By Bill Maher
I was equal parts stunned and unsurprised to learn that on June 28th a National Geographic photographer named George Steinmetz was arrested in Kansas after taking aerial pictures of a feedlot for a series on food issues to be published some time next year. Kansas has something called the "Farm Animal and Field Crop and Research Facilities Protection Act," which is basically a way the big farm and meat industry discourages -- even criminalizes -- journalism or activism by making it illegal to "enter an animal facility to take pictures by photograph, video camera or by any other means." Because everyone knows that pictures tell a thousand words, and videos tell even more. Think the difference between a dick pic and a sex tape.
This National Geographic photographer thought he'd discovered a novel way around the law -- hire a hang glider to take him up above the facility, thereby not "entering" it. But the high-density feedlot had the last laugh, except for the part where they work on a high-density feedlot. Since they weren't sure the new law covered aerial photographs, they had him arrested for criminal trespassing.
Yes, after seeing the photographer above the feedlot taking pictures, and noticing his SUV on ranch property, the owners of the feedlot called the cops and had him arrested -- even after he agreed to move his SUV to a public location. Because one way or another, you're not going to enlighten people as to where their food comes from, hippie.

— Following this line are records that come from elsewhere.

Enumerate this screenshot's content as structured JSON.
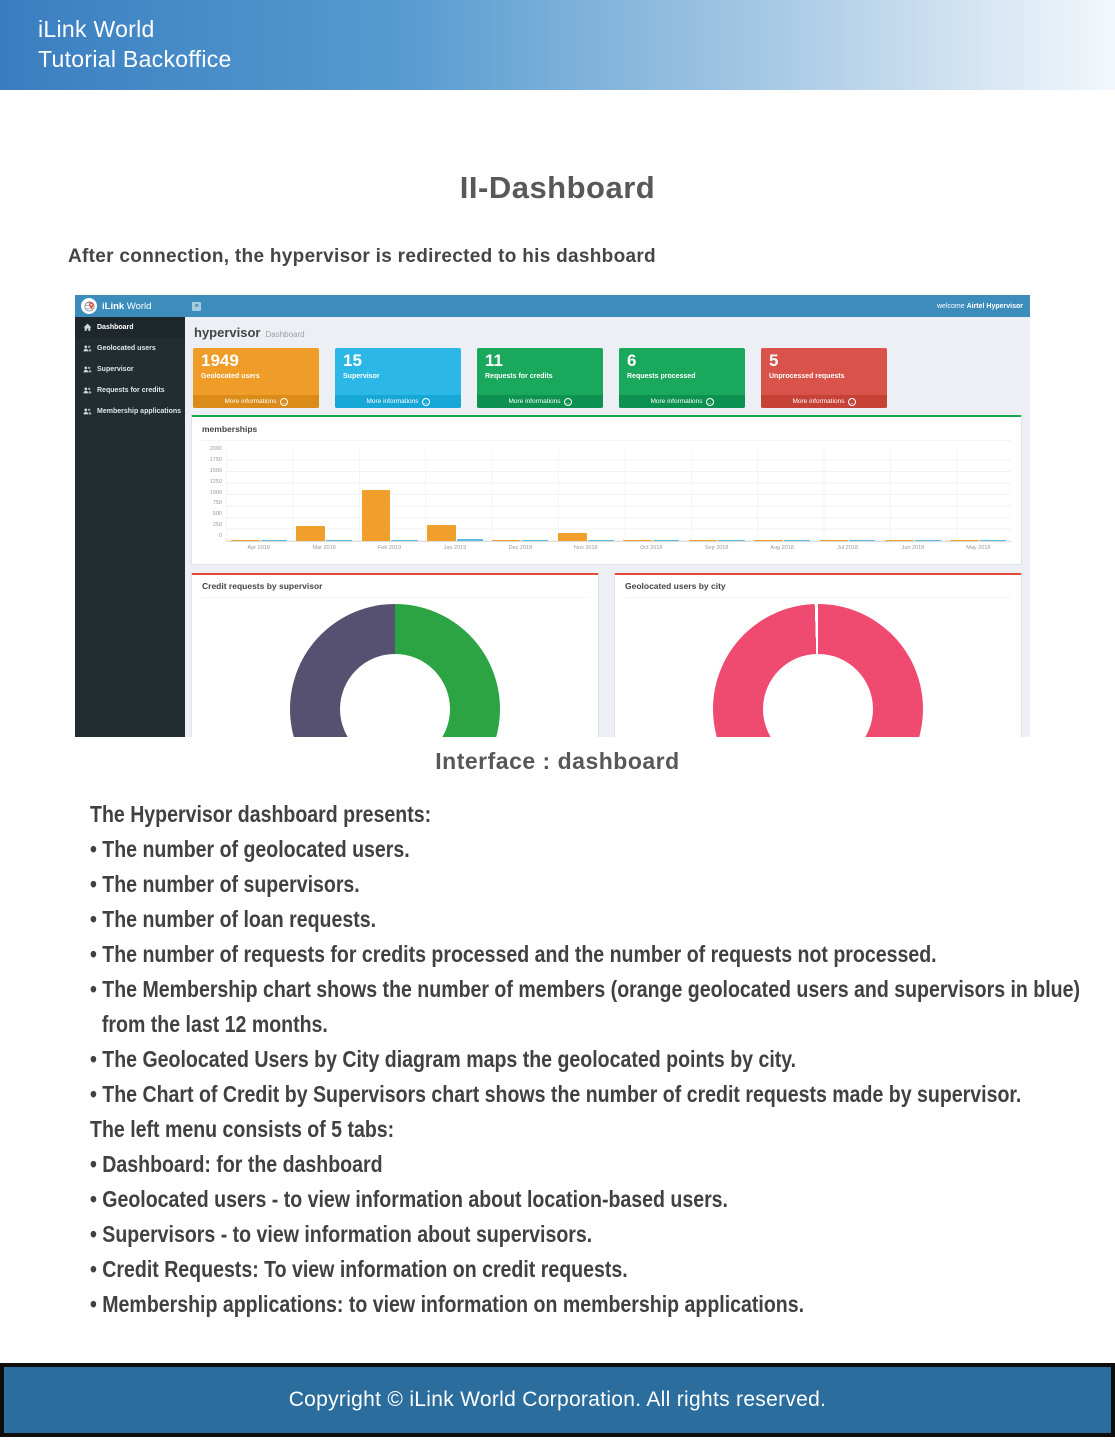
{
  "page": {
    "header": {
      "line1": "iLink World",
      "line2": "Tutorial Backoffice"
    },
    "title": "II-Dashboard",
    "intro": "After connection, the hypervisor is redirected to his dashboard",
    "caption": "Interface : dashboard",
    "footer": "Copyright © iLink World Corporation. All rights reserved."
  },
  "dashboard": {
    "brand": {
      "bold": "iLink",
      "regular": " World"
    },
    "welcome_prefix": "welcome ",
    "welcome_user": "Airtel Hypervisor",
    "page_title": "hypervisor",
    "breadcrumb": "Dashboard",
    "menu": [
      {
        "label": "Dashboard",
        "icon": "home-icon",
        "active": true
      },
      {
        "label": "Geolocated users",
        "icon": "users-icon",
        "active": false
      },
      {
        "label": "Supervisor",
        "icon": "users-icon",
        "active": false
      },
      {
        "label": "Requests for credits",
        "icon": "users-icon",
        "active": false
      },
      {
        "label": "Membership applications",
        "icon": "users-icon",
        "active": false
      }
    ],
    "cards": [
      {
        "value": "1949",
        "label": "Geolocated users",
        "more": "More informations",
        "bg": "#ef9d28",
        "footer_bg": "#db8b17"
      },
      {
        "value": "15",
        "label": "Supervisor",
        "more": "More informations",
        "bg": "#2cb8e6",
        "footer_bg": "#17a7d6"
      },
      {
        "value": "11",
        "label": "Requests for credits",
        "more": "More informations",
        "bg": "#1aa85c",
        "footer_bg": "#0c9150"
      },
      {
        "value": "6",
        "label": "Requests processed",
        "more": "More informations",
        "bg": "#1aa85c",
        "footer_bg": "#0c9150"
      },
      {
        "value": "5",
        "label": "Unprocessed requests",
        "more": "More informations",
        "bg": "#d9534a",
        "footer_bg": "#c64237"
      }
    ],
    "colors": {
      "navbar": "#3c8dbc",
      "sidebar": "#222d32",
      "content_bg": "#ecf0f5",
      "memberships_border": "#19a74e",
      "donut_box_border": "#e14b38"
    }
  },
  "chart_data": [
    {
      "type": "bar",
      "title": "memberships",
      "categories": [
        "Apr 2019",
        "Mar 2019",
        "Feb 2019",
        "Jan 2019",
        "Dec 2018",
        "Nov 2018",
        "Oct 2018",
        "Sep 2018",
        "Aug 2018",
        "Jul 2018",
        "Jun 2018",
        "May 2018"
      ],
      "series": [
        {
          "name": "geolocated users",
          "color": "#f0a02a",
          "values": [
            15,
            330,
            1100,
            350,
            20,
            165,
            15,
            15,
            15,
            15,
            15,
            15
          ]
        },
        {
          "name": "supervisors",
          "color": "#58b9e4",
          "values": [
            20,
            20,
            20,
            40,
            25,
            20,
            20,
            20,
            20,
            20,
            20,
            20
          ]
        }
      ],
      "xlabel": "",
      "ylabel": "",
      "ylim": [
        0,
        2000
      ],
      "yticks": [
        0,
        250,
        500,
        750,
        1000,
        1250,
        1500,
        1750,
        2000
      ],
      "grid": true,
      "legend": "none"
    },
    {
      "type": "pie",
      "title": "Credit requests by supervisor",
      "donut": true,
      "slices": [
        {
          "value": 52.8,
          "color": "#2ca444"
        },
        {
          "value": 47.2,
          "color": "#565071"
        }
      ]
    },
    {
      "type": "pie",
      "title": "Geolocated users by city",
      "donut": true,
      "slices": [
        {
          "value": 99.5,
          "color": "#ef4a70"
        }
      ]
    }
  ],
  "body_lines": [
    {
      "t": "The Hypervisor dashboard presents:",
      "i": false
    },
    {
      "t": "• The number of geolocated users.",
      "i": false
    },
    {
      "t": "• The number of supervisors.",
      "i": false
    },
    {
      "t": "• The number of loan requests.",
      "i": false
    },
    {
      "t": "• The number of requests for credits processed and the number of requests not processed.",
      "i": false
    },
    {
      "t": "• The Membership chart shows the number of members (orange geolocated users and supervisors in blue)",
      "i": false
    },
    {
      "t": "from the last 12 months.",
      "i": true
    },
    {
      "t": "• The Geolocated Users by City diagram maps the geolocated points by city.",
      "i": false
    },
    {
      "t": "• The Chart of Credit by Supervisors chart shows the number of credit requests made by supervisor.",
      "i": false
    },
    {
      "t": "The left menu consists of 5 tabs:",
      "i": false
    },
    {
      "t": "• Dashboard: for the dashboard",
      "i": false
    },
    {
      "t": "• Geolocated users - to view information about location-based users.",
      "i": false
    },
    {
      "t": "• Supervisors - to view information about supervisors.",
      "i": false
    },
    {
      "t": "• Credit Requests: To view information on credit requests.",
      "i": false
    },
    {
      "t": "• Membership applications: to view information on membership applications.",
      "i": false
    }
  ]
}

It reminds me of the old saying: "You wouldn't want to see how the sausage is made." Well, some people do want to know how the sausage is being made, particularly what's in it, and what's being done to the animals that eventually turn into the sausage. Because, you know, we're eating it.

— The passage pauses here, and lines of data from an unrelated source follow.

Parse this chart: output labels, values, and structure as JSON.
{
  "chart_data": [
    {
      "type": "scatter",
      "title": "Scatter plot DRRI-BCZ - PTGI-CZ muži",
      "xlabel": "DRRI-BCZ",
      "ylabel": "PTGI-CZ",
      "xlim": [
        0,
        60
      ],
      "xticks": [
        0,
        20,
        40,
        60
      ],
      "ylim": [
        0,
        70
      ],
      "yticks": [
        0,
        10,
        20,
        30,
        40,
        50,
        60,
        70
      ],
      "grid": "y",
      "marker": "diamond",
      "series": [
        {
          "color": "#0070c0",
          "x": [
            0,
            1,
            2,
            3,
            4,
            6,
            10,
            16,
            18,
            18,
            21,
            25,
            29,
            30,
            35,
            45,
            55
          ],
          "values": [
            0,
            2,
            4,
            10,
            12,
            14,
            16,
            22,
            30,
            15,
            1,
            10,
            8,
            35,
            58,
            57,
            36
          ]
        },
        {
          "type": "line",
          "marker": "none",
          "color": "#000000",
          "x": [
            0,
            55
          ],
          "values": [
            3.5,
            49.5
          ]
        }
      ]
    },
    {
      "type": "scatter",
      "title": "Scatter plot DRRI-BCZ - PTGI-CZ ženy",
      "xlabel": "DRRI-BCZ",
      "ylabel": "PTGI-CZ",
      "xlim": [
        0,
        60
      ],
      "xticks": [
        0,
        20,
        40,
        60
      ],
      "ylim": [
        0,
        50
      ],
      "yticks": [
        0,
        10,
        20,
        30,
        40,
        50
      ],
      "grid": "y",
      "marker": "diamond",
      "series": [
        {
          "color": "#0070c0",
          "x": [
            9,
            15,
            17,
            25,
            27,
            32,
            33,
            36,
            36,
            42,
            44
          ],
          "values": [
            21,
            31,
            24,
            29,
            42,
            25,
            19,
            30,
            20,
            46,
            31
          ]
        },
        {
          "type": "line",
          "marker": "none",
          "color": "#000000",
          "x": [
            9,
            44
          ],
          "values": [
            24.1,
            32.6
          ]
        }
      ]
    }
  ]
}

Arkansas, Iowa, Utah, and Missouri have similar "ag-gag" laws protecting these types of feedlots from, well, journalism. And before you say, "I've got an idea! Journalists should apply for a job at one of these feedlots, get hired, and then tape what they see!" Well, the new laws make that an illegal act, too.
So congrats, America. We'll allow you to see the cartoon of the happy cow sniffing a flower on the milk cartoon, and the "Meat: It's What's For Dinner!" television ads. But if you want to see how your meat is actually being processed, or how the animals on these feedlots are being treated, you're going to have to ask the illegal aliens who work there.